The exam is administered in testing centers and via at-home formats overseen by Educational Testing Service with coordination in regions served by agencies and centers in cities like New York City, London, Toronto, Sydney, and Beijing. Provisions for accommodations are arranged in partnership with disability services at institutions such as Columbia University, University of Michigan, University College London, University of Toronto, and University of Sydney. Global administration schedules and registration processes interact with academic calendars at University of Oxford, Cambridge University, Brown University, Princeton University, and Yale University.

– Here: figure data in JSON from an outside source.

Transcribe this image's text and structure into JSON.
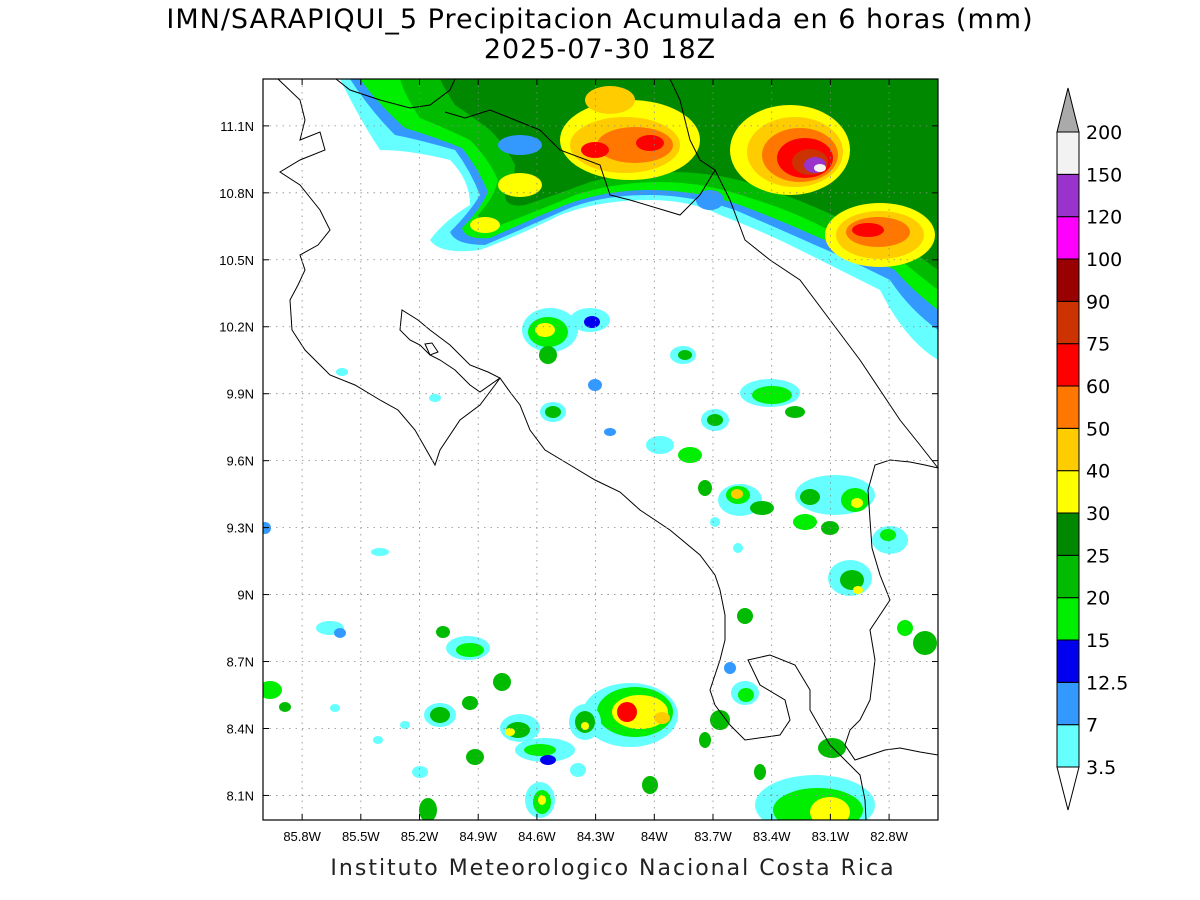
{
  "title": {
    "line1": "IMN/SARAPIQUI_5 Precipitacion Acumulada en 6 horas (mm)",
    "line2": "2025-07-30 18Z"
  },
  "credit": "Instituto Meteorologico Nacional Costa Rica",
  "axes": {
    "lon_range": [
      -86.0,
      -82.55
    ],
    "lat_range": [
      7.99,
      11.31
    ],
    "x_ticks": [
      "85.8W",
      "85.5W",
      "85.2W",
      "84.9W",
      "84.6W",
      "84.3W",
      "84W",
      "83.7W",
      "83.4W",
      "83.1W",
      "82.8W"
    ],
    "x_tick_lons": [
      -85.8,
      -85.5,
      -85.2,
      -84.9,
      -84.6,
      -84.3,
      -84.0,
      -83.7,
      -83.4,
      -83.1,
      -82.8
    ],
    "y_ticks": [
      "11.1N",
      "10.8N",
      "10.5N",
      "10.2N",
      "9.9N",
      "9.6N",
      "9.3N",
      "9N",
      "8.7N",
      "8.4N",
      "8.1N"
    ],
    "y_tick_lats": [
      11.1,
      10.8,
      10.5,
      10.2,
      9.9,
      9.6,
      9.3,
      9.0,
      8.7,
      8.4,
      8.1
    ],
    "grid": "dotted"
  },
  "colorbar": {
    "labels": [
      "3.5",
      "7",
      "12.5",
      "15",
      "20",
      "25",
      "30",
      "40",
      "50",
      "60",
      "75",
      "90",
      "100",
      "120",
      "150",
      "200"
    ],
    "colors": [
      "#66ffff",
      "#3399ff",
      "#0000ee",
      "#00ee00",
      "#00bb00",
      "#008800",
      "#ffff00",
      "#ffcc00",
      "#ff7700",
      "#ff0000",
      "#cc3300",
      "#990000",
      "#ff00ff",
      "#9933cc",
      "#f2f2f2"
    ],
    "under_color": "#ffffff",
    "over_color": "#aaaaaa"
  }
}
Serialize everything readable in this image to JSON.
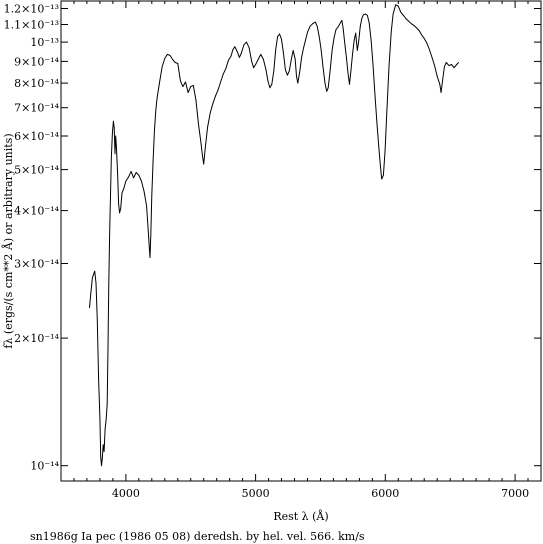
{
  "chart_data": {
    "type": "line",
    "title": "",
    "caption": "sn1986g Ia pec (1986 05 08) deredsh. by hel. vel.   566. km/s",
    "xlabel": "Rest λ (Å)",
    "ylabel": "fλ (ergs/(s cm**2 Å) or arbitrary units)",
    "x_scale": "linear",
    "y_scale": "log",
    "xlim": [
      3500,
      7200
    ],
    "ylim": [
      9.2e-15,
      1.25e-13
    ],
    "x_ticks": [
      {
        "value": 4000,
        "label": "4000"
      },
      {
        "value": 5000,
        "label": "5000"
      },
      {
        "value": 6000,
        "label": "6000"
      },
      {
        "value": 7000,
        "label": "7000"
      }
    ],
    "y_ticks": [
      {
        "value": 1e-14,
        "label": "10⁻¹⁴"
      },
      {
        "value": 2e-14,
        "label": "2×10⁻¹⁴"
      },
      {
        "value": 3e-14,
        "label": "3×10⁻¹⁴"
      },
      {
        "value": 4e-14,
        "label": "4×10⁻¹⁴"
      },
      {
        "value": 5e-14,
        "label": "5×10⁻¹⁴"
      },
      {
        "value": 6e-14,
        "label": "6×10⁻¹⁴"
      },
      {
        "value": 7e-14,
        "label": "7×10⁻¹⁴"
      },
      {
        "value": 8e-14,
        "label": "8×10⁻¹⁴"
      },
      {
        "value": 9e-14,
        "label": "9×10⁻¹⁴"
      },
      {
        "value": 1e-13,
        "label": "10⁻¹³"
      },
      {
        "value": 1.1e-13,
        "label": "1.1×10⁻¹³"
      },
      {
        "value": 1.2e-13,
        "label": "1.2×10⁻¹³"
      }
    ],
    "series": [
      {
        "color": "#000000",
        "points": [
          [
            3720,
            2.36e-14
          ],
          [
            3730,
            2.55e-14
          ],
          [
            3742,
            2.78e-14
          ],
          [
            3750,
            2.82e-14
          ],
          [
            3760,
            2.88e-14
          ],
          [
            3770,
            2.7e-14
          ],
          [
            3780,
            2.2e-14
          ],
          [
            3790,
            1.6e-14
          ],
          [
            3800,
            1.3e-14
          ],
          [
            3806,
            1.05e-14
          ],
          [
            3812,
            1e-14
          ],
          [
            3818,
            1.04e-14
          ],
          [
            3825,
            1.12e-14
          ],
          [
            3832,
            1.08e-14
          ],
          [
            3840,
            1.22e-14
          ],
          [
            3848,
            1.28e-14
          ],
          [
            3856,
            1.4e-14
          ],
          [
            3862,
            1.9e-14
          ],
          [
            3868,
            2.6e-14
          ],
          [
            3875,
            3.5e-14
          ],
          [
            3882,
            4.45e-14
          ],
          [
            3888,
            5.3e-14
          ],
          [
            3896,
            6.1e-14
          ],
          [
            3904,
            6.5e-14
          ],
          [
            3910,
            6.28e-14
          ],
          [
            3916,
            5.45e-14
          ],
          [
            3922,
            6e-14
          ],
          [
            3928,
            5.6e-14
          ],
          [
            3936,
            4.9e-14
          ],
          [
            3944,
            4.15e-14
          ],
          [
            3952,
            3.95e-14
          ],
          [
            3960,
            4.05e-14
          ],
          [
            3970,
            4.4e-14
          ],
          [
            3985,
            4.52e-14
          ],
          [
            4000,
            4.7e-14
          ],
          [
            4020,
            4.8e-14
          ],
          [
            4040,
            4.95e-14
          ],
          [
            4060,
            4.78e-14
          ],
          [
            4080,
            4.92e-14
          ],
          [
            4100,
            4.85e-14
          ],
          [
            4120,
            4.7e-14
          ],
          [
            4140,
            4.45e-14
          ],
          [
            4160,
            4.1e-14
          ],
          [
            4172,
            3.6e-14
          ],
          [
            4180,
            3.3e-14
          ],
          [
            4186,
            3.1e-14
          ],
          [
            4192,
            3.5e-14
          ],
          [
            4200,
            4.35e-14
          ],
          [
            4210,
            5.25e-14
          ],
          [
            4220,
            6.15e-14
          ],
          [
            4230,
            6.85e-14
          ],
          [
            4240,
            7.35e-14
          ],
          [
            4260,
            8.05e-14
          ],
          [
            4280,
            8.75e-14
          ],
          [
            4300,
            9.15e-14
          ],
          [
            4320,
            9.35e-14
          ],
          [
            4340,
            9.3e-14
          ],
          [
            4360,
            9.1e-14
          ],
          [
            4380,
            8.95e-14
          ],
          [
            4400,
            8.9e-14
          ],
          [
            4420,
            8.1e-14
          ],
          [
            4440,
            7.85e-14
          ],
          [
            4460,
            8.05e-14
          ],
          [
            4480,
            7.6e-14
          ],
          [
            4500,
            7.85e-14
          ],
          [
            4520,
            7.9e-14
          ],
          [
            4540,
            7.3e-14
          ],
          [
            4560,
            6.4e-14
          ],
          [
            4580,
            5.75e-14
          ],
          [
            4590,
            5.4e-14
          ],
          [
            4600,
            5.15e-14
          ],
          [
            4610,
            5.55e-14
          ],
          [
            4630,
            6.3e-14
          ],
          [
            4650,
            6.8e-14
          ],
          [
            4670,
            7.15e-14
          ],
          [
            4690,
            7.45e-14
          ],
          [
            4710,
            7.7e-14
          ],
          [
            4730,
            8.05e-14
          ],
          [
            4750,
            8.4e-14
          ],
          [
            4770,
            8.65e-14
          ],
          [
            4790,
            9.05e-14
          ],
          [
            4810,
            9.25e-14
          ],
          [
            4825,
            9.6e-14
          ],
          [
            4840,
            9.75e-14
          ],
          [
            4858,
            9.5e-14
          ],
          [
            4875,
            9.2e-14
          ],
          [
            4890,
            9.4e-14
          ],
          [
            4910,
            9.85e-14
          ],
          [
            4930,
            1e-13
          ],
          [
            4950,
            9.7e-14
          ],
          [
            4970,
            9e-14
          ],
          [
            4985,
            8.7e-14
          ],
          [
            5000,
            8.85e-14
          ],
          [
            5020,
            9.1e-14
          ],
          [
            5040,
            9.35e-14
          ],
          [
            5060,
            9.1e-14
          ],
          [
            5080,
            8.6e-14
          ],
          [
            5095,
            8.1e-14
          ],
          [
            5110,
            7.8e-14
          ],
          [
            5125,
            7.95e-14
          ],
          [
            5140,
            8.55e-14
          ],
          [
            5155,
            9.6e-14
          ],
          [
            5170,
            1.03e-13
          ],
          [
            5185,
            1.045e-13
          ],
          [
            5200,
            1.015e-13
          ],
          [
            5215,
            9.4e-14
          ],
          [
            5230,
            8.6e-14
          ],
          [
            5245,
            8.35e-14
          ],
          [
            5260,
            8.55e-14
          ],
          [
            5275,
            9.1e-14
          ],
          [
            5290,
            9.55e-14
          ],
          [
            5305,
            9.1e-14
          ],
          [
            5315,
            8.3e-14
          ],
          [
            5325,
            8e-14
          ],
          [
            5340,
            8.5e-14
          ],
          [
            5355,
            9.2e-14
          ],
          [
            5370,
            9.7e-14
          ],
          [
            5385,
            1.01e-13
          ],
          [
            5400,
            1.055e-13
          ],
          [
            5420,
            1.09e-13
          ],
          [
            5440,
            1.105e-13
          ],
          [
            5460,
            1.115e-13
          ],
          [
            5475,
            1.09e-13
          ],
          [
            5490,
            1.03e-13
          ],
          [
            5505,
            9.6e-14
          ],
          [
            5520,
            8.7e-14
          ],
          [
            5535,
            8e-14
          ],
          [
            5548,
            7.65e-14
          ],
          [
            5560,
            7.8e-14
          ],
          [
            5575,
            8.6e-14
          ],
          [
            5590,
            9.55e-14
          ],
          [
            5605,
            1.025e-13
          ],
          [
            5620,
            1.07e-13
          ],
          [
            5635,
            1.085e-13
          ],
          [
            5650,
            1.105e-13
          ],
          [
            5665,
            1.125e-13
          ],
          [
            5675,
            1.075e-13
          ],
          [
            5685,
            1.005e-13
          ],
          [
            5700,
            9.2e-14
          ],
          [
            5712,
            8.45e-14
          ],
          [
            5724,
            7.95e-14
          ],
          [
            5735,
            8.55e-14
          ],
          [
            5748,
            9.4e-14
          ],
          [
            5760,
            1.01e-13
          ],
          [
            5772,
            1.05e-13
          ],
          [
            5784,
            9.55e-14
          ],
          [
            5794,
            1e-13
          ],
          [
            5806,
            1.085e-13
          ],
          [
            5818,
            1.135e-13
          ],
          [
            5832,
            1.16e-13
          ],
          [
            5848,
            1.165e-13
          ],
          [
            5862,
            1.155e-13
          ],
          [
            5876,
            1.11e-13
          ],
          [
            5890,
            1.01e-13
          ],
          [
            5905,
            8.85e-14
          ],
          [
            5920,
            7.55e-14
          ],
          [
            5935,
            6.45e-14
          ],
          [
            5950,
            5.65e-14
          ],
          [
            5962,
            5.1e-14
          ],
          [
            5972,
            4.75e-14
          ],
          [
            5985,
            4.85e-14
          ],
          [
            5998,
            5.55e-14
          ],
          [
            6012,
            6.9e-14
          ],
          [
            6028,
            8.75e-14
          ],
          [
            6045,
            1.055e-13
          ],
          [
            6060,
            1.165e-13
          ],
          [
            6080,
            1.225e-13
          ],
          [
            6100,
            1.215e-13
          ],
          [
            6120,
            1.175e-13
          ],
          [
            6140,
            1.155e-13
          ],
          [
            6160,
            1.135e-13
          ],
          [
            6180,
            1.12e-13
          ],
          [
            6200,
            1.105e-13
          ],
          [
            6220,
            1.095e-13
          ],
          [
            6240,
            1.08e-13
          ],
          [
            6260,
            1.065e-13
          ],
          [
            6280,
            1.04e-13
          ],
          [
            6300,
            1.02e-13
          ],
          [
            6320,
            9.95e-14
          ],
          [
            6340,
            9.6e-14
          ],
          [
            6360,
            9.2e-14
          ],
          [
            6380,
            8.8e-14
          ],
          [
            6400,
            8.3e-14
          ],
          [
            6420,
            7.95e-14
          ],
          [
            6430,
            7.6e-14
          ],
          [
            6440,
            8.05e-14
          ],
          [
            6455,
            8.75e-14
          ],
          [
            6470,
            8.95e-14
          ],
          [
            6490,
            8.8e-14
          ],
          [
            6510,
            8.85e-14
          ],
          [
            6530,
            8.7e-14
          ],
          [
            6550,
            8.85e-14
          ],
          [
            6565,
            8.95e-14
          ]
        ]
      }
    ],
    "grid": false,
    "legend": "none"
  }
}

Admissions offices at graduate schools including Harvard University, Stanford University, MIT, Princeton University, and Yale University use GRE scores alongside academic transcripts and recommendation letters in offers of admission and funding decisions. The exam influences recruitment by research groups funded by agencies like National Institutes of Health, National Science Foundation, and international scholarship programs such as Rhodes Scholarship, Marshall Scholarship, and Commonwealth Scholarship. Debates about test relevance and equity have involved panels and reports from bodies like American Educational Research Association, discussions at conferences hosted by Association of American Universities, and policy reviews at institutions such as University of California and University of Michigan.